Given, differential equation
$x d y-y d x=\sqrt{x^2+y^2} d x$ $\ldots$ (i)
Putting, $y=v x$ and differentiating w.r.t. $x$, we get
$d y=v d x+x d v$ $\ldots$ (ii)
From Eq. (ii), $x(v d x+x d v)-v x d x=\sqrt{x^2+(v x)^2} d x$
$x v d x+x^2 d v-v x d x=x \sqrt{1+v^2} d x$
$x^2 d v=x \sqrt{1+v^2} d x \Rightarrow \frac{d v}{\sqrt{1+v^2}}=\frac{d x}{x}$
Integrating on both sides, we get
$\ln \left(v+\sqrt{1+v^2}\right)=\ln x+C$
$\left\{\because \int \frac{d x}{\sqrt{1+x^2}}=\ln \left(x+\sqrt{1+x^2}\right)+C\right\}$
Putting $v=\frac{y}{x}$, we get
$\ln \left(\frac{y}{x}+\sqrt{1+\left(\frac{y}{x}\right)^2}\right)=\ln x+C$
$\ln \left(\frac{y}{x}+\frac{1}{x} \sqrt{x^2+y^2}\right)=\ln x+C$
$\ln \left\{\frac{1}{x}\left(y+\sqrt{x^2+y^2}\right)\right\}-\ln x=C$
$\ln \left\{\frac{y+\sqrt{x^2+y^2}}{x^2}\right\}=C$ $\ldots$ (iii)

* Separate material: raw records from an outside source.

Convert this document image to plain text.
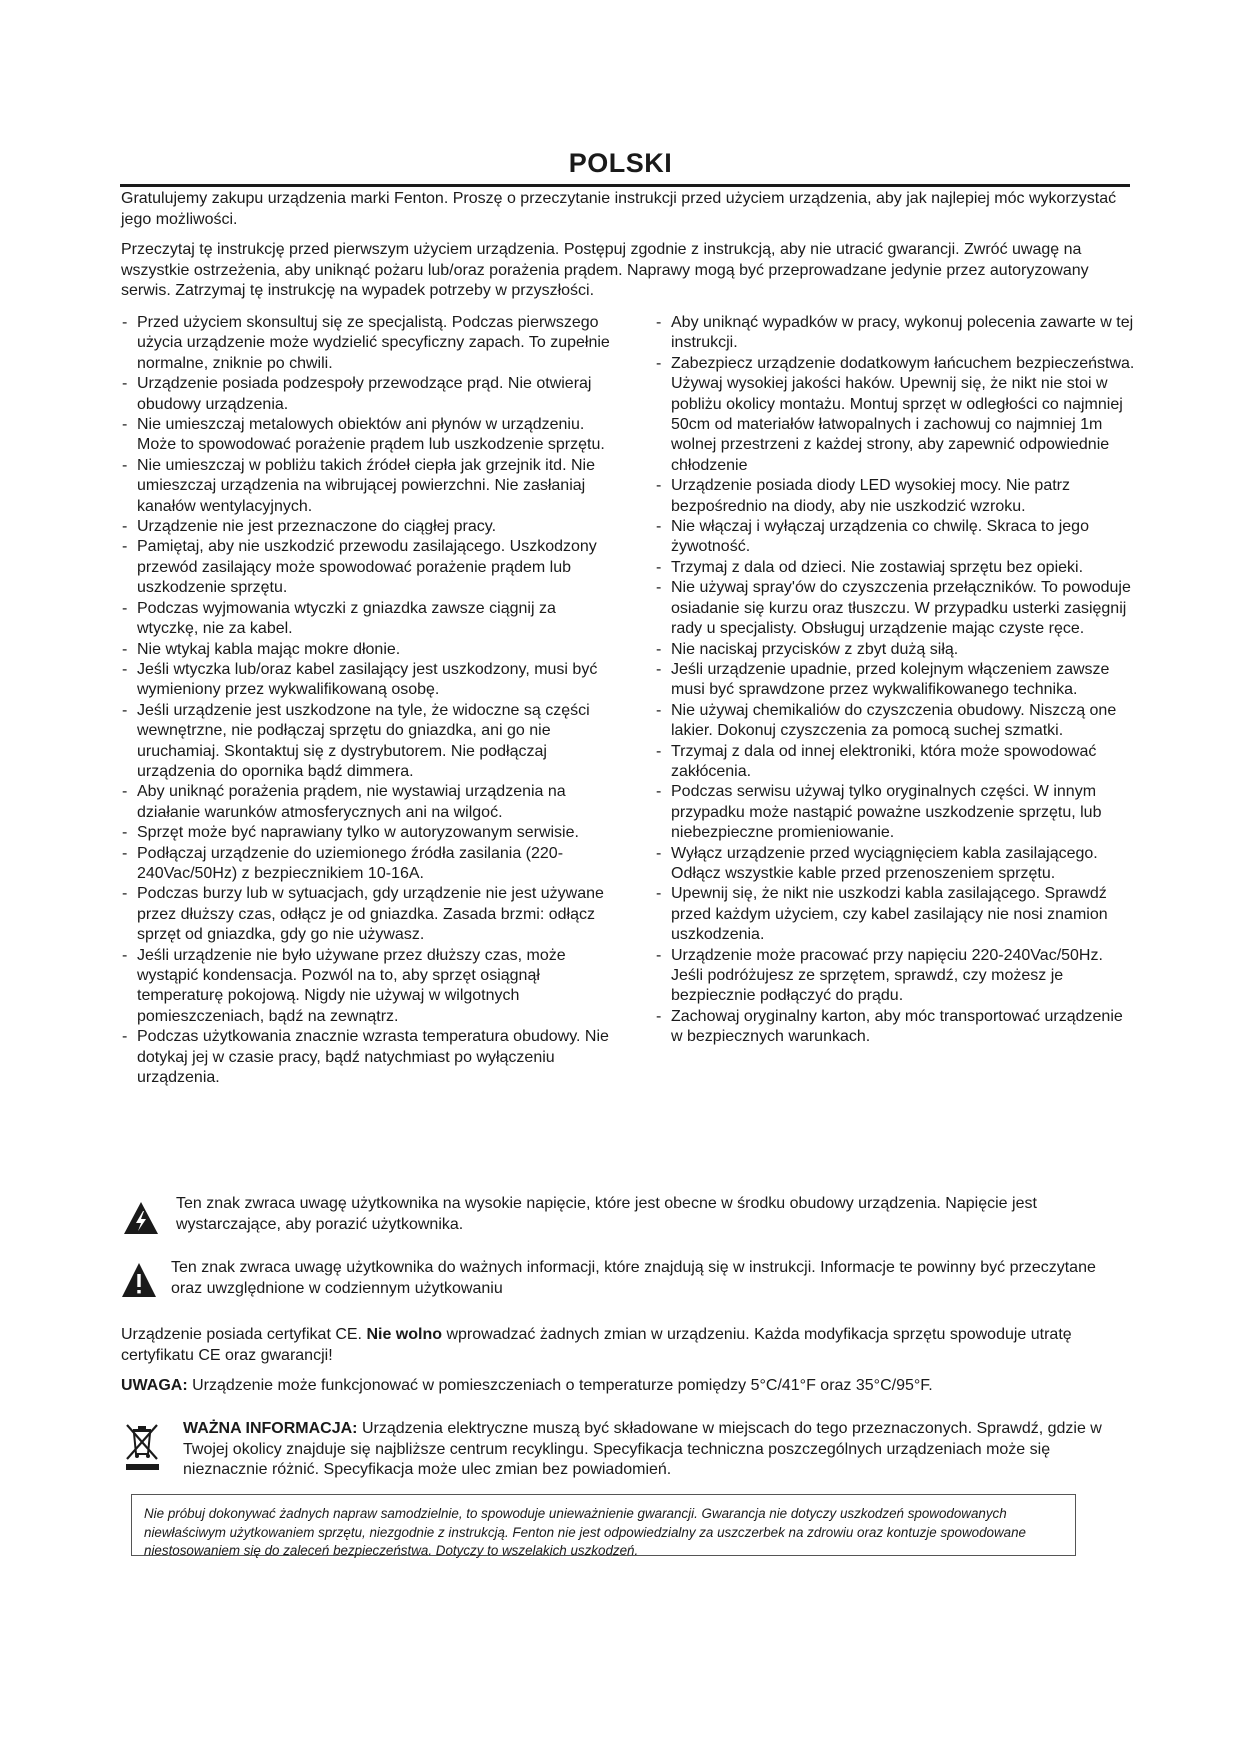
POLSKI

Gratulujemy zakupu urządzenia marki Fenton. Proszę o przeczytanie instrukcji przed użyciem urządzenia, aby jak najlepiej móc wykorzystać jego możliwości.

Przeczytaj tę instrukcję przed pierwszym użyciem urządzenia. Postępuj zgodnie z instrukcją, aby nie utracić gwarancji. Zwróć uwagę na wszystkie ostrzeżenia, aby uniknąć pożaru lub/oraz porażenia prądem. Naprawy mogą być przeprowadzane jedynie przez autoryzowany serwis. Zatrzymaj tę instrukcję na wypadek potrzeby w przyszłości.

- Przed użyciem skonsultuj się ze specjalistą. Podczas pierwszego użycia urządzenie może wydzielić specyficzny zapach. To zupełnie normalne, zniknie po chwili.
- Urządzenie posiada podzespoły przewodzące prąd. Nie otwieraj obudowy urządzenia.
- Nie umieszczaj metalowych obiektów ani płynów w urządzeniu. Może to spowodować porażenie prądem lub uszkodzenie sprzętu.
- Nie umieszczaj w pobliżu takich źródeł ciepła jak grzejnik itd. Nie umieszczaj urządzenia na wibrującej powierzchni. Nie zasłaniaj kanałów wentylacyjnych.
- Urządzenie nie jest przeznaczone do ciągłej pracy.
- Pamiętaj, aby nie uszkodzić przewodu zasilającego. Uszkodzony przewód zasilający może spowodować porażenie prądem lub uszkodzenie sprzętu.
- Podczas wyjmowania wtyczki z gniazdka zawsze ciągnij za wtyczkę, nie za kabel.
- Nie wtykaj kabla mając mokre dłonie.
- Jeśli wtyczka lub/oraz kabel zasilający jest uszkodzony, musi być wymieniony przez wykwalifikowaną osobę.
- Jeśli urządzenie jest uszkodzone na tyle, że widoczne są części wewnętrzne, nie podłączaj sprzętu do gniazdka, ani go nie uruchamiaj. Skontaktuj się z dystrybutorem. Nie podłączaj urządzenia do opornika bądź dimmera.
- Aby uniknąć porażenia prądem, nie wystawiaj urządzenia na działanie warunków atmosferycznych ani na wilgoć.
- Sprzęt może być naprawiany tylko w autoryzowanym serwisie.
- Podłączaj urządzenie do uziemionego źródła zasilania (220-240Vac/50Hz) z bezpiecznikiem 10-16A.
- Podczas burzy lub w sytuacjach, gdy urządzenie nie jest używane przez dłuższy czas, odłącz je od gniazdka. Zasada brzmi: odłącz sprzęt od gniazdka, gdy go nie używasz.
- Jeśli urządzenie nie było używane przez dłuższy czas, może wystąpić kondensacja. Pozwól na to, aby sprzęt osiągnął temperaturę pokojową. Nigdy nie używaj w wilgotnych pomieszczeniach, bądź na zewnątrz.
- Podczas użytkowania znacznie wzrasta temperatura obudowy. Nie dotykaj jej w czasie pracy, bądź natychmiast po wyłączeniu urządzenia.
- Aby uniknąć wypadków w pracy, wykonuj polecenia zawarte w tej instrukcji.
- Zabezpiecz urządzenie dodatkowym łańcuchem bezpieczeństwa. Używaj wysokiej jakości haków. Upewnij się, że nikt nie stoi w pobliżu okolicy montażu. Montuj sprzęt w odległości co najmniej 50cm od materiałów łatwopalnych i zachowuj co najmniej 1m wolnej przestrzeni z każdej strony, aby zapewnić odpowiednie chłodzenie
- Urządzenie posiada diody LED wysokiej mocy. Nie patrz bezpośrednio na diody, aby nie uszkodzić wzroku.
- Nie włączaj i wyłączaj urządzenia co chwilę. Skraca to jego żywotność.
- Trzymaj z dala od dzieci. Nie zostawiaj sprzętu bez opieki.
- Nie używaj spray'ów do czyszczenia przełączników. To powoduje osiadanie się kurzu oraz tłuszczu. W przypadku usterki zasięgnij rady u specjalisty. Obsługuj urządzenie mając czyste ręce.
- Nie naciskaj przycisków z zbyt dużą siłą.
- Jeśli urządzenie upadnie, przed kolejnym włączeniem zawsze musi być sprawdzone przez wykwalifikowanego technika.
- Nie używaj chemikaliów do czyszczenia obudowy. Niszczą one lakier. Dokonuj czyszczenia za pomocą suchej szmatki.
- Trzymaj z dala od innej elektroniki, która może spowodować zakłócenia.
- Podczas serwisu używaj tylko oryginalnych części. W innym przypadku może nastąpić poważne uszkodzenie sprzętu, lub niebezpieczne promieniowanie.
- Wyłącz urządzenie przed wyciągnięciem kabla zasilającego. Odłącz wszystkie kable przed przenoszeniem sprzętu.
- Upewnij się, że nikt nie uszkodzi kabla zasilającego. Sprawdź przed każdym użyciem, czy kabel zasilający nie nosi znamion uszkodzenia.
- Urządzenie może pracować przy napięciu 220-240Vac/50Hz. Jeśli podróżujesz ze sprzętem, sprawdź, czy możesz je bezpiecznie podłączyć do prądu.
- Zachowaj oryginalny karton, aby móc transportować urządzenie w bezpiecznych warunkach.
Ten znak zwraca uwagę użytkownika na wysokie napięcie, które jest obecne w środku obudowy urządzenia. Napięcie jest wystarczające, aby porazić użytkownika.
Ten znak zwraca uwagę użytkownika do ważnych informacji, które znajdują się w instrukcji. Informacje te powinny być przeczytane oraz uwzględnione w codziennym użytkowaniu

Urządzenie posiada certyfikat CE. Nie wolno wprowadzać żadnych zmian w urządzeniu. Każda modyfikacja sprzętu spowoduje utratę certyfikatu CE oraz gwarancji!

UWAGA: Urządzenie może funkcjonować w pomieszczeniach o temperaturze pomiędzy 5°C/41°F oraz 35°C/95°F.

WAŻNA INFORMACJA: Urządzenia elektryczne muszą być składowane w miejscach do tego przeznaczonych. Sprawdź, gdzie w Twojej okolicy znajduje się najbliższe centrum recyklingu. Specyfikacja techniczna poszczególnych urządzeniach może się nieznacznie różnić. Specyfikacja może ulec zmian bez powiadomień.
Nie próbuj dokonywać żadnych napraw samodzielnie, to spowoduje unieważnienie gwarancji. Gwarancja nie dotyczy uszkodzeń spowodowanych niewłaściwym użytkowaniem sprzętu, niezgodnie z instrukcją. Fenton nie jest odpowiedzialny za uszczerbek na zdrowiu oraz kontuzje spowodowane niestosowaniem się do zaleceń bezpieczeństwa. Dotyczy to wszelakich uszkodzeń.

$\left[\because \ln a-\ln b=\ln \frac{a}{b}\right]$
Given that, $y=1, x=\sqrt{3}$
$\therefore \quad \ln \left\{\frac{1+\sqrt{(\sqrt{3})^2+1^2}}{(\sqrt{3})^2}\right\}=C \Rightarrow \ln \left\{\frac{1+2}{3}\right\}=C$
$\operatorname{lnl}=C$ or $C=0 \quad[\because \ln 1=0]$
Putting the value of $C$ in Eq. (iii), we get
$\ln \left\{\frac{y+\sqrt{x^2+y^2}}{x^2}\right\}=0$
or $\quad \frac{y+\sqrt{x^2+y^2}}{x^2}=e^0=1 \quad\left[\because e^0=1\right]$
$y+\sqrt{x^2+y^2}=x^2$ or $x^2-y=\sqrt{x^2+y^2}$
Squaring on both sides, we get
$\left(x^2-y\right)^2=x^2+y^2$